I do think that us Americans have thick skin. It’s just our thick skin is futile given our fact of life here at resolving informal dispute. We have thick skin, but we also have a very prideful and entitled population that often times refuses to admit they were in the wrong and actually take responsibility for it.
It’s funny because my college friend once told me an incident that occurred in her business class. One group was doing a project together, but one girl in the group was an American. Everyone else was an international student. The international students all agreed on a particular route. But the American student said, “Nope, we’re gonna do things differently” and took control of the whole project. None of the international students said anything because they did not want confrontation. I was like, “That is such an American thing to do.”
Posted by: Evan | 03/08/2021 at 11:35 AM
I do think what OP did was a good move by creating an anonymous survey. I think having something like that is good for students to “vent” their frustration without having their identity exposed. It’s an effective alternative. We actually see this in other institutions such as the DMV where they welcome suggestions or complaints from people in their yellow survey form.
But of course, these types of anonymous surveys would be meaningless or pointless if the professor doesn’t actually commit to changing their behavior once the students have anonymously expressed their concern. Indeed, I actually think a lot of these anonymous surveys you get at the DMV or other institutions are just ways for them to *seem* like they actually have our interests in mind since little to no improvement actually occurred at my local DMV even after *years* of going there and giving my own suggestions.
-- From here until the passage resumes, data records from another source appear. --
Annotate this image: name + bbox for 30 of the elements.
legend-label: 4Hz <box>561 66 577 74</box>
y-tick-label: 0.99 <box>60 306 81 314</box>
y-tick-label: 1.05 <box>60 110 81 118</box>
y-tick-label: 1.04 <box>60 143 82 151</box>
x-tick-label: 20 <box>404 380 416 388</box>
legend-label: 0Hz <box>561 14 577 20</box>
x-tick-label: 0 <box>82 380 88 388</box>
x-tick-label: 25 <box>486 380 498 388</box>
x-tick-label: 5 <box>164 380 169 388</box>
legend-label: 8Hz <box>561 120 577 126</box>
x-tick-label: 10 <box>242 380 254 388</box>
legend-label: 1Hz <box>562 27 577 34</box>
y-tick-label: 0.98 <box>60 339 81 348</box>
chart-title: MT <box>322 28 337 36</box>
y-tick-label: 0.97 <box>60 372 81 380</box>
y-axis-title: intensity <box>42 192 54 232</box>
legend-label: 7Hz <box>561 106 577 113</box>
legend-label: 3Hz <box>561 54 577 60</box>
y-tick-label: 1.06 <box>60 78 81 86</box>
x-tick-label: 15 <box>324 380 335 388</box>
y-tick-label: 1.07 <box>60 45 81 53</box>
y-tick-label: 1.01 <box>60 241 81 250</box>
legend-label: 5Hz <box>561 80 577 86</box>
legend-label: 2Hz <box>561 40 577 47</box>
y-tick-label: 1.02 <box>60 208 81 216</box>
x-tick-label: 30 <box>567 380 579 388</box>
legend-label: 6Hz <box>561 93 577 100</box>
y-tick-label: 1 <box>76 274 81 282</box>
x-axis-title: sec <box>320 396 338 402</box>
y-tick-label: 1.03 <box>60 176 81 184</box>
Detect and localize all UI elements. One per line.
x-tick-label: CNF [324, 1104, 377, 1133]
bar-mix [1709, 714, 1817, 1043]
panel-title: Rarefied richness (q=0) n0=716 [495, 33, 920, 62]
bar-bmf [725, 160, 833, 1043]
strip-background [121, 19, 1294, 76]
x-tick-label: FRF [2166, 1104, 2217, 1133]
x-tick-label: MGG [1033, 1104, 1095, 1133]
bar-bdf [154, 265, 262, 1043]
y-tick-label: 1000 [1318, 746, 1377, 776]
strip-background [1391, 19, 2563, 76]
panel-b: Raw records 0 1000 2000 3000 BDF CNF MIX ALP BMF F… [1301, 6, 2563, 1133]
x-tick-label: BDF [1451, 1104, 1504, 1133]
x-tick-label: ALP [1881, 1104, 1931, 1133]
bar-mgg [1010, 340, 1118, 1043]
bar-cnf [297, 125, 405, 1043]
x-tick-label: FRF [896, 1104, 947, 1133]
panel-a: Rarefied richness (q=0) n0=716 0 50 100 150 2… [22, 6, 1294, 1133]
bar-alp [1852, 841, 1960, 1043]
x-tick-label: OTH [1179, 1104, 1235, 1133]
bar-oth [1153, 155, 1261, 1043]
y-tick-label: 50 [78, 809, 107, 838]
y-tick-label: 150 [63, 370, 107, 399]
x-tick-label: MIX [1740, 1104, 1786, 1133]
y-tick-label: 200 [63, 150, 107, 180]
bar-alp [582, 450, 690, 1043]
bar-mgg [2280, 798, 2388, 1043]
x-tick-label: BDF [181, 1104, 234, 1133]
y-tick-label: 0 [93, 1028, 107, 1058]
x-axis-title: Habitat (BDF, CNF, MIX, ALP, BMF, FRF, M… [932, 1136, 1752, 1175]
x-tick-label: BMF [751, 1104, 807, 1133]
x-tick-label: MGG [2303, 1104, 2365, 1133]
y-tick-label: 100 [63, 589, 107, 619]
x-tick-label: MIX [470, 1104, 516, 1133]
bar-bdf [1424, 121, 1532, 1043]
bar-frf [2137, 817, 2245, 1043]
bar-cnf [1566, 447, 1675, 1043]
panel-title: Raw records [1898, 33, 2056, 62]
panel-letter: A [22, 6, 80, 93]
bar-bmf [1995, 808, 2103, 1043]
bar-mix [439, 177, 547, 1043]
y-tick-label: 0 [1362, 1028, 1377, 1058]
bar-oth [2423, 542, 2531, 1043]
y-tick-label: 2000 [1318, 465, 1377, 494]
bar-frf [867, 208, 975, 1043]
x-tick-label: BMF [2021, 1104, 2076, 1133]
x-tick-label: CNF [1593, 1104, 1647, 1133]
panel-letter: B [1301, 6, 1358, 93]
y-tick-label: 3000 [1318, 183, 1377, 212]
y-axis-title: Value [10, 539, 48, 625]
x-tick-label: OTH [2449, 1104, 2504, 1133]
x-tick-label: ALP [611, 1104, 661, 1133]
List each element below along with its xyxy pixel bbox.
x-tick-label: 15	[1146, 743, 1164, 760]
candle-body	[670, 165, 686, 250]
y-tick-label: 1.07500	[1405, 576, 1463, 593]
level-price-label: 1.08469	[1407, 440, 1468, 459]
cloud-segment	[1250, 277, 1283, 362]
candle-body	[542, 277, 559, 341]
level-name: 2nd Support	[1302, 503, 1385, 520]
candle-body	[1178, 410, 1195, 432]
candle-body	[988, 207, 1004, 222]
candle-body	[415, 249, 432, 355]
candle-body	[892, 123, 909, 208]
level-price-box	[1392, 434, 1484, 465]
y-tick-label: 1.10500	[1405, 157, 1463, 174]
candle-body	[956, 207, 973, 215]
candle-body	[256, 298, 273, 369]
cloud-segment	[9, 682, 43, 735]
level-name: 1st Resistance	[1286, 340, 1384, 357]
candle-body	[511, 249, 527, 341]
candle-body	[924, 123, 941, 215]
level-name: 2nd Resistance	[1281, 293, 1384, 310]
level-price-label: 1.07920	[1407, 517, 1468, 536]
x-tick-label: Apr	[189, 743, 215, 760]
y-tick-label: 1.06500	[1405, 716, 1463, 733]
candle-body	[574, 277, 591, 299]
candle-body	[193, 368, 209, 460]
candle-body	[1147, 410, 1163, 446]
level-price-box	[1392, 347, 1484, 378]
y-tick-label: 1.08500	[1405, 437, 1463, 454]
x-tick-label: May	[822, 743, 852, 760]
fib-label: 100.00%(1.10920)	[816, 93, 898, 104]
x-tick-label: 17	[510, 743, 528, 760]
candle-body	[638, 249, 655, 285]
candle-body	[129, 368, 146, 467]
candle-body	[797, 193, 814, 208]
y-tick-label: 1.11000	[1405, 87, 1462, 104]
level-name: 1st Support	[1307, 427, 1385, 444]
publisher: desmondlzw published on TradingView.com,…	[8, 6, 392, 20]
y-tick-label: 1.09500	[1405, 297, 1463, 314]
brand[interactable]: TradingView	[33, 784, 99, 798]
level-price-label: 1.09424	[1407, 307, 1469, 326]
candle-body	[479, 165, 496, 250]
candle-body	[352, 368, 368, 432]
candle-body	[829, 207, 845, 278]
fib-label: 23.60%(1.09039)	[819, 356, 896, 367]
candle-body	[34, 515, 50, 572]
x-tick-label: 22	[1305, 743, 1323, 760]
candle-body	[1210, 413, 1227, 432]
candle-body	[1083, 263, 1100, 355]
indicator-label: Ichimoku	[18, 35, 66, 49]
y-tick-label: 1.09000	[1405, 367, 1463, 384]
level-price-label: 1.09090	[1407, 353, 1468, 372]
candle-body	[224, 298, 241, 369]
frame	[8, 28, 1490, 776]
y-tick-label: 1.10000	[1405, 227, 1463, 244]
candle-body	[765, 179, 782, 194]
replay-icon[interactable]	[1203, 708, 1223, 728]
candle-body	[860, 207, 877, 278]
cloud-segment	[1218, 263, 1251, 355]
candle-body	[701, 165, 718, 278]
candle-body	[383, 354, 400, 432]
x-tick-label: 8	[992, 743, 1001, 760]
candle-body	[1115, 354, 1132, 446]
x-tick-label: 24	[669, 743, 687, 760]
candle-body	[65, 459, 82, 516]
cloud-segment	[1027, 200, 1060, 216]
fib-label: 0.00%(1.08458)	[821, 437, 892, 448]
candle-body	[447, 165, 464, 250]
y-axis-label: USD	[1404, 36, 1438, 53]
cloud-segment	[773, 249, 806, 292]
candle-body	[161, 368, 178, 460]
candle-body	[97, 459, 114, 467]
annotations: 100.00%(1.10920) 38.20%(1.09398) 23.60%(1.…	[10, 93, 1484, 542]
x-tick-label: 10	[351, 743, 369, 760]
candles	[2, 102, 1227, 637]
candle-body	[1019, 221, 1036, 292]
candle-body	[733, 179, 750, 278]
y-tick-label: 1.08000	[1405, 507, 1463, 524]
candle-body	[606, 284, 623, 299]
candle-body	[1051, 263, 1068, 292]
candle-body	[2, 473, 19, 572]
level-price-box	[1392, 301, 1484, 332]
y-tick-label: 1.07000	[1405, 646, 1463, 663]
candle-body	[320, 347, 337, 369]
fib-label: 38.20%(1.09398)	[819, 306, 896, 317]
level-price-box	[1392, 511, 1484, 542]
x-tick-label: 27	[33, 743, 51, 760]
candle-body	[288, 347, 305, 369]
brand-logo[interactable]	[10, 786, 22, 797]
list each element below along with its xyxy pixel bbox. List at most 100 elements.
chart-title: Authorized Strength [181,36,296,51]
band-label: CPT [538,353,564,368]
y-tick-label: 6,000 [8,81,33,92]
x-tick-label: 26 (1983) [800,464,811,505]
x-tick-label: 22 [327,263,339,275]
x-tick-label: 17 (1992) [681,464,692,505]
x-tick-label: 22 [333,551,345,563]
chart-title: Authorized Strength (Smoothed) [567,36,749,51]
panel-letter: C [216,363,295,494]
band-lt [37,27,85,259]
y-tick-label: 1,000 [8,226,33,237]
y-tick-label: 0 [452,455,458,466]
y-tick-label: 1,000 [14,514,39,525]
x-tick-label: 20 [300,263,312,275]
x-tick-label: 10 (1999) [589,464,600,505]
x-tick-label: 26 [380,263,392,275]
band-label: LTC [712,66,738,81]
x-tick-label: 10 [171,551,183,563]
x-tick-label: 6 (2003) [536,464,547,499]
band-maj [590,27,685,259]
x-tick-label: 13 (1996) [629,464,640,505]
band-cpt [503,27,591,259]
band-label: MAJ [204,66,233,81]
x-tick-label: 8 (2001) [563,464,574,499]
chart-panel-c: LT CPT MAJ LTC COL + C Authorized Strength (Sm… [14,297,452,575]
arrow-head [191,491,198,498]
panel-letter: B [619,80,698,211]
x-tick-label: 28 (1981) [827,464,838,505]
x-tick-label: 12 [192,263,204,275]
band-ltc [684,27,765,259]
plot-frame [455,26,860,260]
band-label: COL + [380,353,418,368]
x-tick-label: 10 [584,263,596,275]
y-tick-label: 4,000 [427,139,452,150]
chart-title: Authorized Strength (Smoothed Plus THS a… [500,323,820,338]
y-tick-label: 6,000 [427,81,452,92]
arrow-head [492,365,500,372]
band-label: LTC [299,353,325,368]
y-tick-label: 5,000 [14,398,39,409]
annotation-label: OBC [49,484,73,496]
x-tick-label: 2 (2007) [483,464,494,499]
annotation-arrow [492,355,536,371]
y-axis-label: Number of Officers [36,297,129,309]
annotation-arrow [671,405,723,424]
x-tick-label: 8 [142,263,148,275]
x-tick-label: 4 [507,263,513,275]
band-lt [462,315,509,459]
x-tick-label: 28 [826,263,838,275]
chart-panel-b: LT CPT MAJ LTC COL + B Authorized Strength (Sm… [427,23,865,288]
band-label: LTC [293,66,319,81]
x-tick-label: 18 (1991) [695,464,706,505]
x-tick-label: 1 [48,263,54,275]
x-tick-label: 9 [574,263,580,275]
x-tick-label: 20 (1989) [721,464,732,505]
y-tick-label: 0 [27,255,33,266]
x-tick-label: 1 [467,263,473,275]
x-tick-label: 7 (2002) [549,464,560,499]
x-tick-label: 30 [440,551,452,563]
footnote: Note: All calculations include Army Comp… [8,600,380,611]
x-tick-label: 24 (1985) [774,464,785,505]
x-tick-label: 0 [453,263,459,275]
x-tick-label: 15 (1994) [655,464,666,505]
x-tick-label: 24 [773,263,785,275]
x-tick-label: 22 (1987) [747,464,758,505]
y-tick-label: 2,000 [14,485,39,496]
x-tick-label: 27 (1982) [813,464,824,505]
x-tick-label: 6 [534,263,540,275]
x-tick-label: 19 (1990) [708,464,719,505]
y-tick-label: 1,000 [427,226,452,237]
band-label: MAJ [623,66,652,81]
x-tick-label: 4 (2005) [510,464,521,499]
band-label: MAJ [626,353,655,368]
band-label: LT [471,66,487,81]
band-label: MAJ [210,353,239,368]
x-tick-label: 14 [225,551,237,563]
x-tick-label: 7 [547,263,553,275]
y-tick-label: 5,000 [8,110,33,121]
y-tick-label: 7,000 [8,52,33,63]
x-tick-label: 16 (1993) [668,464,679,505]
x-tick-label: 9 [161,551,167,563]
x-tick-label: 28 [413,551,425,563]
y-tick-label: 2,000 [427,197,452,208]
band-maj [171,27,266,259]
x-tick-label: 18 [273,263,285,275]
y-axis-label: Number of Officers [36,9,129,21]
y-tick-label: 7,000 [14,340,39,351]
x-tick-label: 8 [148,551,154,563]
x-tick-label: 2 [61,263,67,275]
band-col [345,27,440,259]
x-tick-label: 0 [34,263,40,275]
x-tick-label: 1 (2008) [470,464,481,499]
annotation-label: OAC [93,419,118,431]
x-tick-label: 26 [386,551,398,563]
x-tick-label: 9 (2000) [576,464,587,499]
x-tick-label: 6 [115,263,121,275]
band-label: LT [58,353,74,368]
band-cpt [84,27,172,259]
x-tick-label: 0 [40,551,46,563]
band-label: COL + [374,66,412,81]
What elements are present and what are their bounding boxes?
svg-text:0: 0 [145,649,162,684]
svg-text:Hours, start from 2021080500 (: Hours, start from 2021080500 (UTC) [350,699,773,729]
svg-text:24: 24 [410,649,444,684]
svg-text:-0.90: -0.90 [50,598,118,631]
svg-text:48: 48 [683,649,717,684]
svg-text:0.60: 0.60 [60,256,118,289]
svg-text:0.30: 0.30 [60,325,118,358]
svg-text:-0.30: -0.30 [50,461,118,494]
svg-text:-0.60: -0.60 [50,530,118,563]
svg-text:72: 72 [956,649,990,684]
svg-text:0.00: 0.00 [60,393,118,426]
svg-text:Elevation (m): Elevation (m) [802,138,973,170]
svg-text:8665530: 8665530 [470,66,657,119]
Posted by: Evan | 03/08/2021 at 01:17 PM
Thanks again, Evan, WL, Malcolm and Outsider. Your comments are really helpful to get less surprised and demotivated by the reaction of the students. It is, more in general, really eye-opening for me that no one shared my reaction.
@Malcolm, thanks for the comments concerning Twitter usage. I will think about them (perhaps in some weeks, though…).
@Evan: I applied one of the corrections suggested by the anonymous complaining student, I explained why I cannot implement another change (basically: I cannot give top marks in participation to all) and I will make a poll for their last point. I agree with you that it is unfair to get feedback unless one is ready to implement it.